Evolve SDK

Run terminal-based AI agents in secure sandboxes with built-in observability.

Repo: https://github.com/evolving-machines-lab/evolve — cookbooks in cookbooks/, skills in skills/

SDK Choice

Language	Package	Syntax Reference
TypeScript	`@evolvingmachines/sdk`	references/typescript.md
Python	`evolve`	references/python.md

Both SDKs are functionally identical. Choose based on application language.

Quick Start

bash

# TypeScript
npm install @evolvingmachines/sdk

# Python
pip install evolve-sdk

Core Concepts

1. Evolve (Single Agent)

For single-agent tasks with multi-turn conversations.

code

Evolve → run() → getOutputFiles()

Key capabilities:

•Agent configuration (type, model, reasoning effort)
•Skills (pdf, docx, pptx, etc.)
•Composio integrations (GitHub, Gmail, Slack, etc.)
•MCP servers for custom tools
•Structured output via schema
•Context/files upload, session management

2. Swarm (Parallel Agents)

For parallel processing with functional abstractions.

Operation	Type	Description
`map`	transform	Process items in parallel → outputs
`filter`	gate	Evaluate items, condition decides pass/fail
`reduce`	synthesize	Many items → single output
`best_of`	select	N candidates → judge picks winner

When to use:

•map: Batch processing (analyze 100 docs)
•filter: Quality gates (keep only critical items)
•reduce: Synthesis (combine into report)
•best_of: Quality (run 3 agents, pick best)

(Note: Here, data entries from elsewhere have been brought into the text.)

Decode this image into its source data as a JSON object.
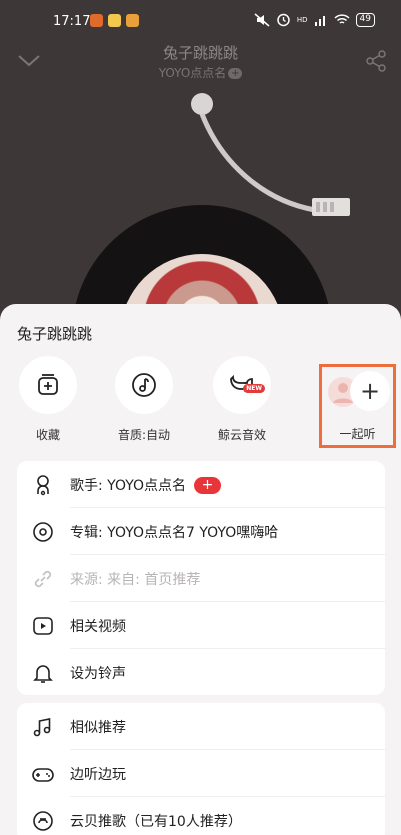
{
  "status_bar": {
    "time": "17:17",
    "network_label": "HD",
    "battery": "49"
  },
  "player": {
    "song_title": "兔子跳跳跳",
    "artist": "YOYO点点名",
    "artist_plus": "+"
  },
  "sheet": {
    "title": "兔子跳跳跳",
    "actions": [
      {
        "label": "收藏",
        "icon": "add-to-playlist-icon"
      },
      {
        "label": "音质:自动",
        "icon": "music-quality-icon"
      },
      {
        "label": "鲸云音效",
        "icon": "whale-effect-icon",
        "badge": "NEW"
      },
      {
        "label": "一起听",
        "icon": "add-icon",
        "plus": "+"
      }
    ],
    "card1": [
      {
        "label": "歌手: YOYO点点名",
        "icon": "singer-icon",
        "follow": "+"
      },
      {
        "label": "专辑: YOYO点点名7 YOYO嘿嗨哈",
        "icon": "album-icon"
      },
      {
        "label": "来源: 来自: 首页推荐",
        "icon": "link-icon",
        "muted": true
      },
      {
        "label": "相关视频",
        "icon": "video-icon"
      },
      {
        "label": "设为铃声",
        "icon": "bell-icon"
      }
    ],
    "card2": [
      {
        "label": "相似推荐",
        "icon": "similar-music-icon"
      },
      {
        "label": "边听边玩",
        "icon": "gamepad-icon"
      },
      {
        "label": "云贝推歌（已有10人推荐）",
        "icon": "cloud-coin-icon"
      }
    ]
  },
  "colors": {
    "accent_red": "#e8353a",
    "highlight_orange": "#ee6d3c"
  }
}
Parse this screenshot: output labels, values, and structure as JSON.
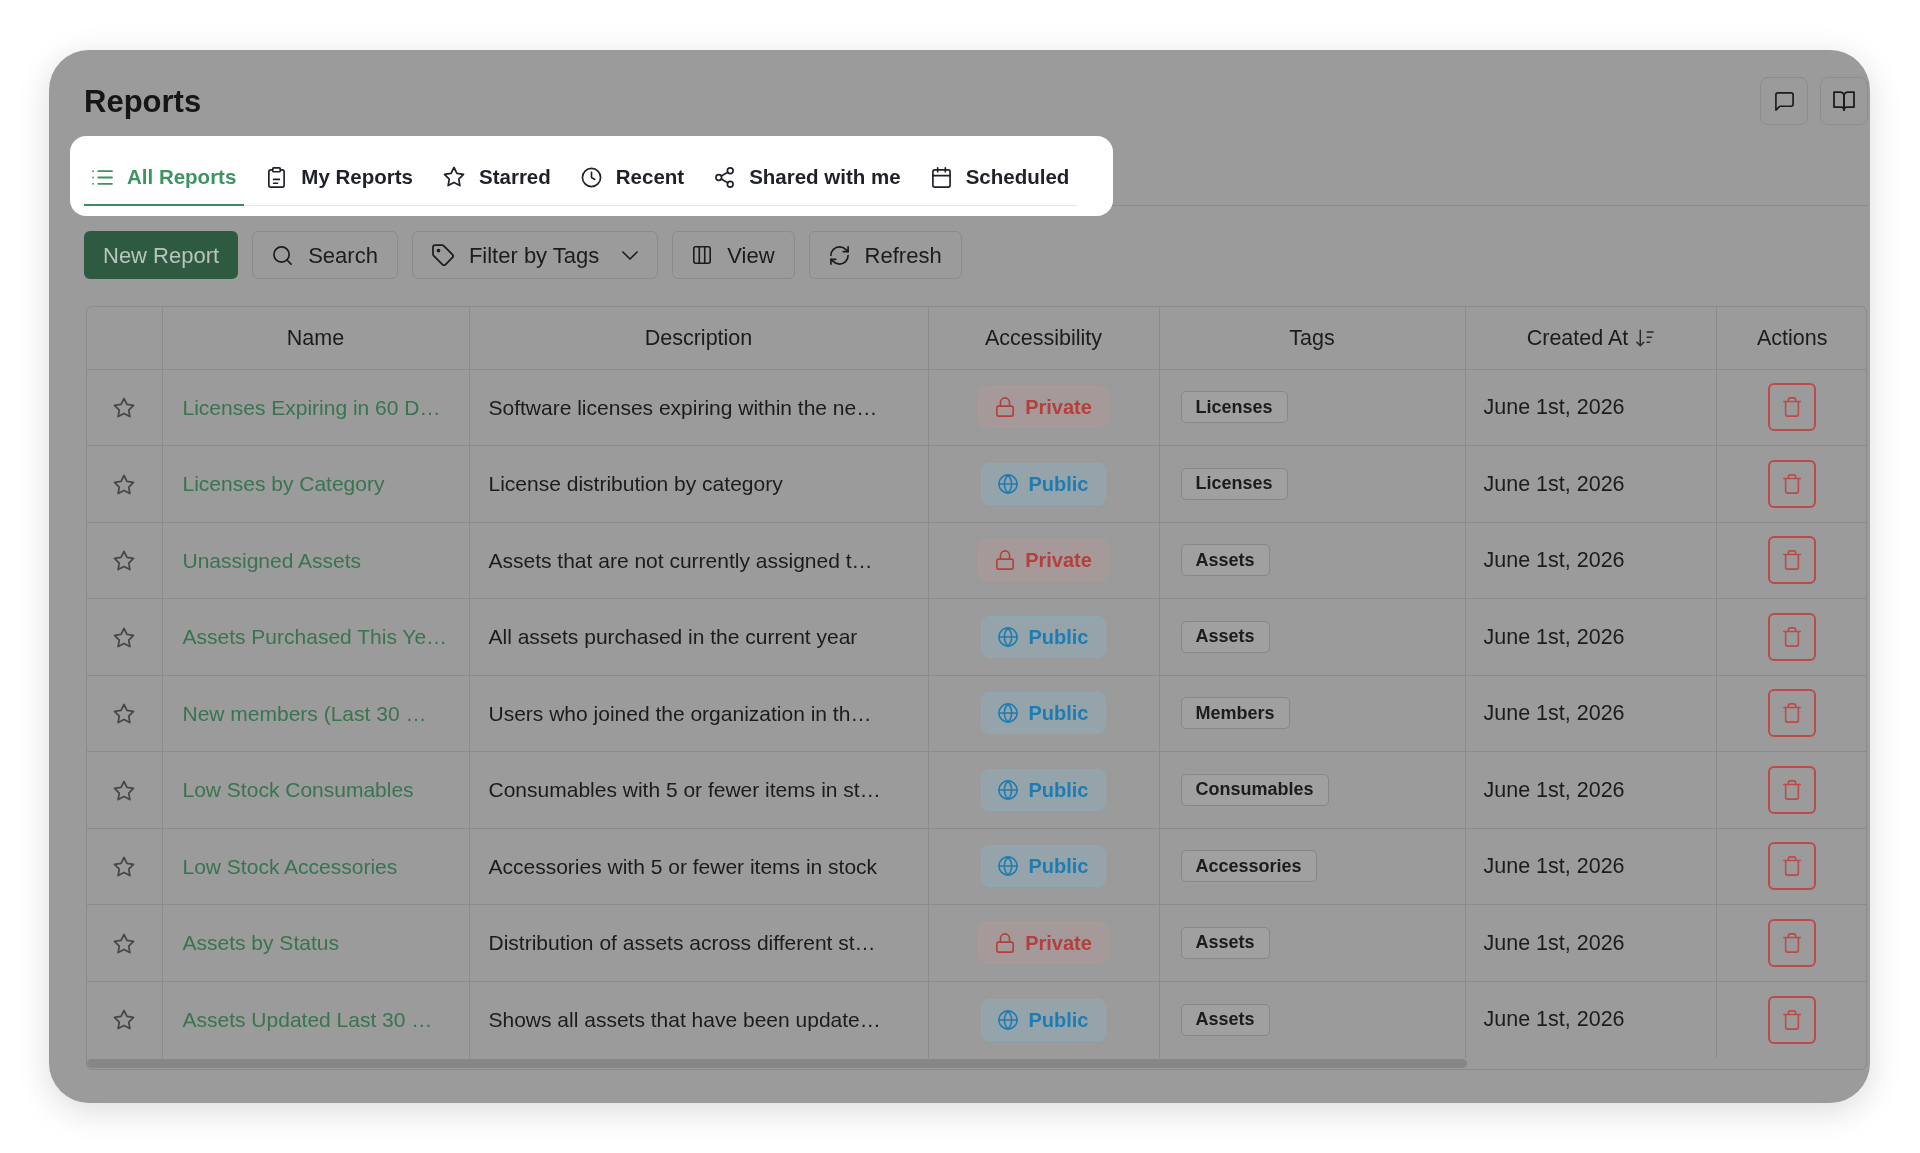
{
  "page": {
    "title": "Reports"
  },
  "tab_bar": {
    "spotlit": true,
    "tabs": [
      {
        "label": "All Reports",
        "selected": true
      },
      {
        "label": "My Reports",
        "selected": false
      },
      {
        "label": "Starred",
        "selected": false
      },
      {
        "label": "Recent",
        "selected": false
      },
      {
        "label": "Shared with me",
        "selected": false
      },
      {
        "label": "Scheduled",
        "selected": false
      }
    ]
  },
  "toolbar": {
    "buttons": [
      {
        "label": "New Report",
        "kind": "primary"
      },
      {
        "label": "Search",
        "kind": "plain"
      },
      {
        "label": "Filter by Tags",
        "kind": "dropdown"
      },
      {
        "label": "View",
        "kind": "plain"
      },
      {
        "label": "Refresh",
        "kind": "plain"
      }
    ]
  },
  "table": {
    "columns": [
      {
        "label": "Name",
        "sorted": false
      },
      {
        "label": "Description",
        "sorted": false
      },
      {
        "label": "Accessibility",
        "sorted": false
      },
      {
        "label": "Tags",
        "sorted": false
      },
      {
        "label": "Created At",
        "sorted": true
      },
      {
        "label": "Actions",
        "sorted": false
      }
    ],
    "rows": [
      {
        "starred": false,
        "name": "Licenses Expiring in 60 D…",
        "description": "Software licenses expiring within the ne…",
        "access": {
          "kind": "private",
          "label": "Private"
        },
        "tags": [
          "Licenses"
        ],
        "created_at": "June 1st, 2026"
      },
      {
        "starred": false,
        "name": "Licenses by Category",
        "description": "License distribution by category",
        "access": {
          "kind": "public",
          "label": "Public"
        },
        "tags": [
          "Licenses"
        ],
        "created_at": "June 1st, 2026"
      },
      {
        "starred": false,
        "name": "Unassigned Assets",
        "description": "Assets that are not currently assigned t…",
        "access": {
          "kind": "private",
          "label": "Private"
        },
        "tags": [
          "Assets"
        ],
        "created_at": "June 1st, 2026"
      },
      {
        "starred": false,
        "name": "Assets Purchased This Ye…",
        "description": "All assets purchased in the current year",
        "access": {
          "kind": "public",
          "label": "Public"
        },
        "tags": [
          "Assets"
        ],
        "created_at": "June 1st, 2026"
      },
      {
        "starred": false,
        "name": "New members (Last 30 …",
        "description": "Users who joined the organization in th…",
        "access": {
          "kind": "public",
          "label": "Public"
        },
        "tags": [
          "Members"
        ],
        "created_at": "June 1st, 2026"
      },
      {
        "starred": false,
        "name": "Low Stock Consumables",
        "description": "Consumables with 5 or fewer items in st…",
        "access": {
          "kind": "public",
          "label": "Public"
        },
        "tags": [
          "Consumables"
        ],
        "created_at": "June 1st, 2026"
      },
      {
        "starred": false,
        "name": "Low Stock Accessories",
        "description": "Accessories with 5 or fewer items in stock",
        "access": {
          "kind": "public",
          "label": "Public"
        },
        "tags": [
          "Accessories"
        ],
        "created_at": "June 1st, 2026"
      },
      {
        "starred": false,
        "name": "Assets by Status",
        "description": "Distribution of assets across different st…",
        "access": {
          "kind": "private",
          "label": "Private"
        },
        "tags": [
          "Assets"
        ],
        "created_at": "June 1st, 2026"
      },
      {
        "starred": false,
        "name": "Assets Updated Last 30 …",
        "description": "Shows all assets that have been update…",
        "access": {
          "kind": "public",
          "label": "Public"
        },
        "tags": [
          "Assets"
        ],
        "created_at": "June 1st, 2026"
      }
    ]
  }
}
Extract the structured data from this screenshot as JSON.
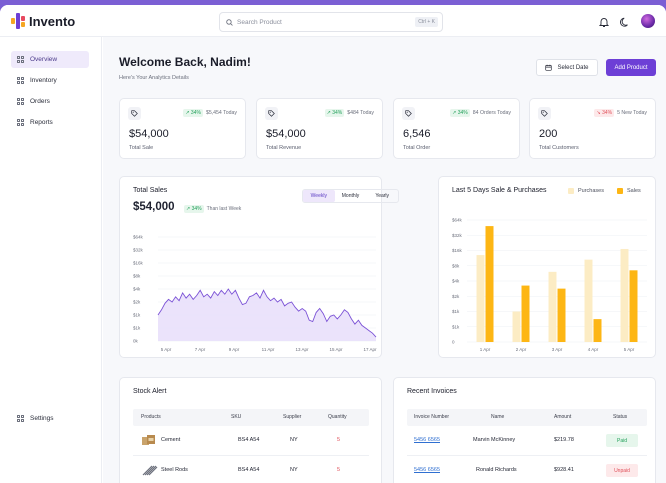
{
  "app": {
    "name": "Invento"
  },
  "search": {
    "placeholder": "Search Product",
    "shortcut": "Ctrl + K"
  },
  "sidebar": {
    "items": [
      {
        "label": "Overview",
        "icon": "grid-icon",
        "active": true
      },
      {
        "label": "Inventory",
        "icon": "grid-icon"
      },
      {
        "label": "Orders",
        "icon": "grid-icon"
      },
      {
        "label": "Reports",
        "icon": "grid-icon"
      }
    ],
    "settings": {
      "label": "Settings",
      "icon": "grid-icon"
    }
  },
  "header": {
    "title": "Welcome Back, Nadim!",
    "subtitle": "Here's Your Analytics Details",
    "select_date": "Select Date",
    "add_product": "Add Product"
  },
  "stats": [
    {
      "value": "$54,000",
      "label": "Total Sale",
      "trend": "34%",
      "direction": "up",
      "note": "$5,454 Today"
    },
    {
      "value": "$54,000",
      "label": "Total Revenue",
      "trend": "34%",
      "direction": "up",
      "note": "$484 Today"
    },
    {
      "value": "6,546",
      "label": "Total Order",
      "trend": "34%",
      "direction": "up",
      "note": "84 Orders Today"
    },
    {
      "value": "200",
      "label": "Total Customers",
      "trend": "34%",
      "direction": "down",
      "note": "5 New Today"
    }
  ],
  "total_sales": {
    "title": "Total Sales",
    "value": "$54,000",
    "trend": "34%",
    "trend_note": "Than last Week",
    "tabs": [
      "Weekly",
      "Monthly",
      "Yearly"
    ],
    "active_tab": "Weekly"
  },
  "bar_panel": {
    "title": "Last 5 Days Sale & Purchases",
    "legend": [
      "Purchases",
      "Sales"
    ]
  },
  "chart_data": [
    {
      "type": "area",
      "y_tick_labels": [
        "$64k",
        "$32k",
        "$16k",
        "$8k",
        "$4k",
        "$2k",
        "$1k",
        "$1k",
        "0k"
      ],
      "x_tick_labels": [
        "5 Apr",
        "7 Apr",
        "9 Apr",
        "11 Apr",
        "13 Apr",
        "15 Apr",
        "17 Apr"
      ],
      "y_scale": "categorical-log",
      "series": [
        {
          "values": [
            2.0,
            2.4,
            2.9,
            3.2,
            3.0,
            3.4,
            3.1,
            3.7,
            3.3,
            3.6,
            3.2,
            3.5,
            3.9,
            3.4,
            3.6,
            3.3,
            3.8,
            3.5,
            3.9,
            3.6,
            4.0,
            3.6,
            3.9,
            3.3,
            2.8,
            2.9,
            3.4,
            3.5,
            3.7,
            3.3,
            3.9,
            3.4,
            3.1,
            3.3,
            3.0,
            3.2,
            2.7,
            2.9,
            3.0,
            2.6,
            2.3,
            2.5,
            2.3,
            1.6,
            1.5,
            2.2,
            2.5,
            2.1,
            1.5,
            1.9,
            2.0,
            1.7,
            2.0,
            2.4,
            2.2,
            1.7,
            1.3,
            1.6,
            1.2,
            1.0,
            0.8,
            0.6,
            0.3
          ]
        }
      ],
      "line_color": "#7b52d6",
      "fill_color": "#e9e0fb"
    },
    {
      "type": "bar",
      "categories": [
        "1 Apr",
        "2 Apr",
        "3 Apr",
        "4 Apr",
        "5 Apr"
      ],
      "y_tick_labels": [
        "$64k",
        "$32k",
        "$16k",
        "$8k",
        "$4k",
        "$2k",
        "$1k",
        "$1k",
        "0"
      ],
      "y_scale": "categorical-log",
      "series": [
        {
          "name": "Purchases",
          "values": [
            5.7,
            2.0,
            4.6,
            5.4,
            6.1
          ],
          "color": "#fcecc4"
        },
        {
          "name": "Sales",
          "values": [
            7.6,
            3.7,
            3.5,
            1.5,
            4.7
          ],
          "color": "#fdb614"
        }
      ]
    }
  ],
  "stock": {
    "title": "Stock Alert",
    "columns": [
      "Products",
      "SKU",
      "Supplier",
      "Quantity"
    ],
    "rows": [
      {
        "product": "Cement",
        "sku": "BS4 A54",
        "supplier": "NY",
        "quantity": "5"
      },
      {
        "product": "Steel Rods",
        "sku": "BS4 A54",
        "supplier": "NY",
        "quantity": "5"
      }
    ]
  },
  "invoices": {
    "title": "Recent Invoices",
    "columns": [
      "Invoice Number",
      "Name",
      "Amount",
      "Status"
    ],
    "rows": [
      {
        "number": "5456 6565",
        "name": "Marvin McKinney",
        "amount": "$219.78",
        "status": "Paid"
      },
      {
        "number": "5456 6565",
        "name": "Ronald Richards",
        "amount": "$928.41",
        "status": "Unpaid"
      }
    ]
  },
  "colors": {
    "accent": "#6d3fd6",
    "sales": "#fdb614",
    "purchases": "#fcecc4",
    "paid": "#22a05a",
    "unpaid": "#e0505a"
  }
}
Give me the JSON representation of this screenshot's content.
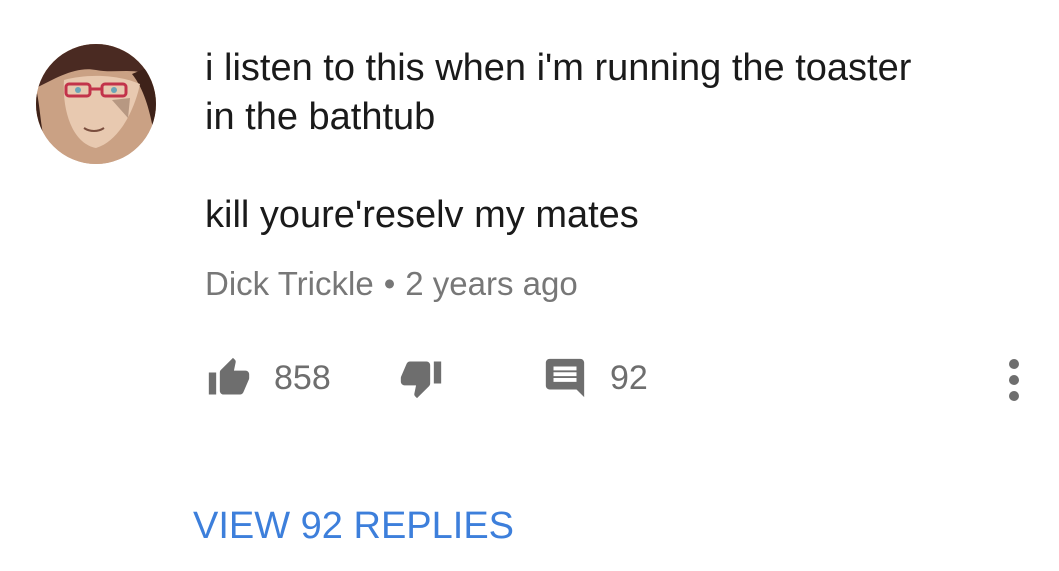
{
  "comment": {
    "lines": [
      "i listen to this when i'm running the toaster",
      "in the bathtub",
      "kill youre'reselv my mates"
    ],
    "author": "Dick Trickle",
    "separator": "•",
    "timestamp": "2 years ago"
  },
  "actions": {
    "likes": "858",
    "replies_count": "92",
    "like_icon": "thumb-up-icon",
    "dislike_icon": "thumb-down-icon",
    "reply_icon": "comment-icon",
    "more_icon": "more-vertical-icon"
  },
  "view_replies_label": "VIEW 92 REPLIES",
  "colors": {
    "text": "#1a1a1a",
    "meta": "#777777",
    "icon": "#6e6e6e",
    "link": "#3d7fdb"
  }
}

3. Pipeline (Chained Operations)

Preferred API for most workflows. Fluent, readable, reusable.

code

Pipeline → .map() → .filter() → .reduce() → .run()

Reusable across different data batches.

Pipeline vs standalone Swarm calls:

•Use Pipeline for chains (map → filter → reduce) - cleaner API
•Use Swarm.bestOf() only for standalone best-of-N on single item (not available as pipeline step)

Pipeline restrictions:

•best_of only available as option within .map({ bestOf }), not as standalone step
•.reduce() is terminal - no steps after

Authentication

API keys auto-resolve from environment variables.

Mode	Setup	Included
Gateway	`EVOLVE_API_KEY`	E2B, browser-use, tracing
BYOK	Provider key + `E2B_API_KEY`	Direct provider access
Claude Max	`CLAUDE_CODE_OAUTH_TOKEN` + `E2B_API_KEY`	Use existing subscription
Codex	`CODEX_OAUTH_FILE_PATH` + `E2B_API_KEY`	Use existing subscription
Gemini	`GEMINI_OAUTH_FILE_PATH` + `E2B_API_KEY`	Use existing subscription

Note: In Gateway mode, EVOLVE_API_KEY is automatically injected into this sandbox by the parent Evolve process. The SDK picks it up from the environment—no manual configuration needed.

Gateway Mode

bash

# .env
EVOLVE_API_KEY=sk-...

code

Evolve().withAgent({ type: "claude", apiKey: EVOLVE_API_KEY })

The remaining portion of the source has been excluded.